Schiring has experience in pivoting, and wanting to leave a legacy is partly why he left the world of construction roughly 10 years ago. The industry slowed then during the Great Recession, and Schiring found himself going from one entry-level job to another as companies shuttered. He decided he wanted to be his own boss.
He had always enjoyed taking photos since a young age, but he was frustrated how what his eye saw and the lens captured never exactly matched. Rather than give up, he walked into a Barnes & Noble bookstore to pick up a beginner’s guide to photography to learn how to improve.

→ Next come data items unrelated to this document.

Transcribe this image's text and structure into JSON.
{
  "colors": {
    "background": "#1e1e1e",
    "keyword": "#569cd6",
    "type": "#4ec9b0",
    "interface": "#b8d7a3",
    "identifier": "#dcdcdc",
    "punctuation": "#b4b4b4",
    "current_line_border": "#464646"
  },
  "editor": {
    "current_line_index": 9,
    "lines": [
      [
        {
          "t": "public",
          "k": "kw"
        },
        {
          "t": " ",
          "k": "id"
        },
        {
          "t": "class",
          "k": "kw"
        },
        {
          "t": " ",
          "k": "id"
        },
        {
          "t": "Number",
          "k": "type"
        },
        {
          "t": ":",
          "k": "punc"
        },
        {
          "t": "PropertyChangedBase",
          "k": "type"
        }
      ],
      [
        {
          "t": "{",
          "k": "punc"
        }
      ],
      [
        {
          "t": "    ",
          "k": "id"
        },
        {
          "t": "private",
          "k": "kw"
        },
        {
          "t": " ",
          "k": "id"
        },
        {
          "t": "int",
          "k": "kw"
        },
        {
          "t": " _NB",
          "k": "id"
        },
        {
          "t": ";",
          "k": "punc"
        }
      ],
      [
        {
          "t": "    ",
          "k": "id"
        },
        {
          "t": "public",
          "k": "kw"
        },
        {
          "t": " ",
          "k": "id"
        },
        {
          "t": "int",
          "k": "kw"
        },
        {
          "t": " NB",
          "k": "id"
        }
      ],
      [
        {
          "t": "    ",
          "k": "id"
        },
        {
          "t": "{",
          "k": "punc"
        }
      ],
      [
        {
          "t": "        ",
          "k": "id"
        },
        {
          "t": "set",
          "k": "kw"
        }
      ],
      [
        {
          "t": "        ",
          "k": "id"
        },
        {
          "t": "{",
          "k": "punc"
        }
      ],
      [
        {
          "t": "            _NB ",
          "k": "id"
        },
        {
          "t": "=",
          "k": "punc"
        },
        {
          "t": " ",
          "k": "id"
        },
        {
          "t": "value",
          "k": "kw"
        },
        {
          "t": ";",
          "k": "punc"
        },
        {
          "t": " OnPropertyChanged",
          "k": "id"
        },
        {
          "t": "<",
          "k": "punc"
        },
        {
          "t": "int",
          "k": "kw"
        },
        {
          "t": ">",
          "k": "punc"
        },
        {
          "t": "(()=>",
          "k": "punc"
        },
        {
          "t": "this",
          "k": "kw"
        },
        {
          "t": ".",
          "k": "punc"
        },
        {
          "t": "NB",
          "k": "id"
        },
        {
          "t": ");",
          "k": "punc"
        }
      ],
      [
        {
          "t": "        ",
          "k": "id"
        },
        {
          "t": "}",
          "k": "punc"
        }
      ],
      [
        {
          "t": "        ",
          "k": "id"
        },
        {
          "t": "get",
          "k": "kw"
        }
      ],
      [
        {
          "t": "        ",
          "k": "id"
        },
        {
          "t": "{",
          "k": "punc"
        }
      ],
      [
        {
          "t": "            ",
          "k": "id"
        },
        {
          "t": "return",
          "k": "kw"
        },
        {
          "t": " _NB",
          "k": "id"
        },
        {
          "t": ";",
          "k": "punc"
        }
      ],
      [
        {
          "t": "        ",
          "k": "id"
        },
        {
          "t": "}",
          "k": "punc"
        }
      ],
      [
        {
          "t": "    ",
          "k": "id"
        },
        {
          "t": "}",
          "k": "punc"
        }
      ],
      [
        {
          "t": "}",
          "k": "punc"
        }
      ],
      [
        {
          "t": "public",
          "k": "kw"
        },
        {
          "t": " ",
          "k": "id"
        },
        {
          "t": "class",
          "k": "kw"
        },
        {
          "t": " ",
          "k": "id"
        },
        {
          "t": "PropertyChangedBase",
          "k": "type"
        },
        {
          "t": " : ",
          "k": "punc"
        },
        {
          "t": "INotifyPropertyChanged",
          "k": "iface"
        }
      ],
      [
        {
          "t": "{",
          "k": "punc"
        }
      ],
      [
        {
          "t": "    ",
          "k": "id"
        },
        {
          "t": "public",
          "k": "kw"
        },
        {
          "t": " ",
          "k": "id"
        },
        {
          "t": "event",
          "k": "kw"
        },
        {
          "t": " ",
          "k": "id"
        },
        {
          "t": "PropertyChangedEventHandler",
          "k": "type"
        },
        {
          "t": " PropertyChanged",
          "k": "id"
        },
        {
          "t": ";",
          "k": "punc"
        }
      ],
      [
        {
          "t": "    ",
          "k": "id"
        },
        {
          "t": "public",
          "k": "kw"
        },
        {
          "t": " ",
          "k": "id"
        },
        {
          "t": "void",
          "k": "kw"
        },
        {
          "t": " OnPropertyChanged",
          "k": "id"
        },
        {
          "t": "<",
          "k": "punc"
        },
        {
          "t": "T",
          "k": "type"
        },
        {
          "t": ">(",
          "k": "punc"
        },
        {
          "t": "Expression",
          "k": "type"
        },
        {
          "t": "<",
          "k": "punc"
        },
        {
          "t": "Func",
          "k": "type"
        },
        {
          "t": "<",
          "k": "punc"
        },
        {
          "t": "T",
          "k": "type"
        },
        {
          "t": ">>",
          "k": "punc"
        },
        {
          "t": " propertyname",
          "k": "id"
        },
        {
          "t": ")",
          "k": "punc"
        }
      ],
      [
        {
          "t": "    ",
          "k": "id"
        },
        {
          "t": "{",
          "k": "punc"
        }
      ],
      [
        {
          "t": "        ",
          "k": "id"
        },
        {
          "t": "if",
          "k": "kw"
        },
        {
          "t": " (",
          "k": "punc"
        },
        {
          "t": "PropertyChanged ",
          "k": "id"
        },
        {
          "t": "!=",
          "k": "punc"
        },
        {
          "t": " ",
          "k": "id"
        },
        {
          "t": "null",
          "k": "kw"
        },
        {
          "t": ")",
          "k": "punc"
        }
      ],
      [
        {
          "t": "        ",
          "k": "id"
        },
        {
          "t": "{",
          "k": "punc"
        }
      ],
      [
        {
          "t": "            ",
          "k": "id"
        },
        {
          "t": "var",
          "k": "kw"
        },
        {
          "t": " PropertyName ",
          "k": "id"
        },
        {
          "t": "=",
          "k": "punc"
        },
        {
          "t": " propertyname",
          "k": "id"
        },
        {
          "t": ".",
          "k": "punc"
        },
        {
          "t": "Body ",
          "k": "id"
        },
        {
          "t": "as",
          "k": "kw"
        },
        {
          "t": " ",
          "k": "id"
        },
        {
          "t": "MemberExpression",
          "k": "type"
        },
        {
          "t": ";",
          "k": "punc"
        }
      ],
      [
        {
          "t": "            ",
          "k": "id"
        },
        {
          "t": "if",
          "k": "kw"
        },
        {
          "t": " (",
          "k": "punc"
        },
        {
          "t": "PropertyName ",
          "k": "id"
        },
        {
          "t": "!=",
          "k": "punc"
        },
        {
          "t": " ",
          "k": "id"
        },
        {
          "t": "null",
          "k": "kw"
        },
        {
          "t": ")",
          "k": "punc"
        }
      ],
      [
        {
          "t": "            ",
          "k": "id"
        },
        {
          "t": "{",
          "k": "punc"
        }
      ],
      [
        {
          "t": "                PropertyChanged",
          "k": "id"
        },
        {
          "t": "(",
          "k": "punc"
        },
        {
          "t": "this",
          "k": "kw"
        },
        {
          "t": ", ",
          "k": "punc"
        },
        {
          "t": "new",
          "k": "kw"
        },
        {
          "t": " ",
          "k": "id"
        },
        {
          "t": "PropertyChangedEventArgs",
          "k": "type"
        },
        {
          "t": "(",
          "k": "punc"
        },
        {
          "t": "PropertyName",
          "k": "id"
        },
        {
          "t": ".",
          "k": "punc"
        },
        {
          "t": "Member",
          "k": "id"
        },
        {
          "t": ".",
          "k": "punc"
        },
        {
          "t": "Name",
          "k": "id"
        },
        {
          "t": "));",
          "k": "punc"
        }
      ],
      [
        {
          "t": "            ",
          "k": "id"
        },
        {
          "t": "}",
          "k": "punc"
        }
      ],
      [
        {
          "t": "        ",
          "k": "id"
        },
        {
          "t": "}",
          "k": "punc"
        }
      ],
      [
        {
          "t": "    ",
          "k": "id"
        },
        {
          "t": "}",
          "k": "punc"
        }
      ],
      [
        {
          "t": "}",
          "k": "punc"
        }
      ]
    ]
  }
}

He then studied under Jeffrey Rupp at the Denver School of Photography and became more serious about pursuing the art form as a full-time career.
“You can leave a legacy through construction, it’s just at the time it wasn’t really panning out for me,” Schiring said, adding that he always loved walking new owners through their home while going over the final checklist. “Then I fell in love with photography and decided to go this direction.”
From there, he took workshops from National Geographic’s Ira Block in New York, Spain and Vietnam. He appreciates Block’s harsh and blunt criticism and also finds inspiration from the magazine’s Annie Griffiths as well as the night photography of Gabriel Biderman. No matter who is behind the camera, he likes photographers who can tell a story and highlight emotion for a unique perspective. That’s his major aim with his own work, wanting to create “images that stimulate more than just your sense of sight.”
Whether it be journalistic, architectural, wildlife, landscape, street or night photography, Schiring focuses on dynamic motion in his portfolio, no matter the genre.
“It could be a waterfall, it could be a skier, or it could be anything in between,” Schiring said. “There’s a lot of ways to freeze motion or blur motion depending on the type of image you want to create.”
He’s glad he was able to snap images this year at places like Great Sand Dunes National Park since the pandemic has meant taking fewer photos recently with certain areas closed and travel restrictions. However, those health guidelines don’t bother him.
“If I can’t go out to a park to shoot with my camera for a few months, it’s a small part to save a bunch of lives and is fine with me,” he said.
He also admires the works by classic painters such as Rembrandt, Vincent Van Gogh and Monet. Yet he said he’ll stick with photography as he never did well with art classes in high school. “I got a C on my color wheel,” Schiring said, laughing. “It’s not something I really have the talent for.”
Wilderness Exclusives is at 720 E Main St., Suite 102A, next to HighSide Brewing. It is currently open from 11 a.m. to 7 p.m. Wednesdays through Saturdays and noon to 6 p.m. Sundays. However, the hours are subject to change in the future depending on the pandemic and visitors. The gallery has masks for guests who may have forgotten them along with hand sanitizer sitting at the entrances. Only seven people are allowed in at one time.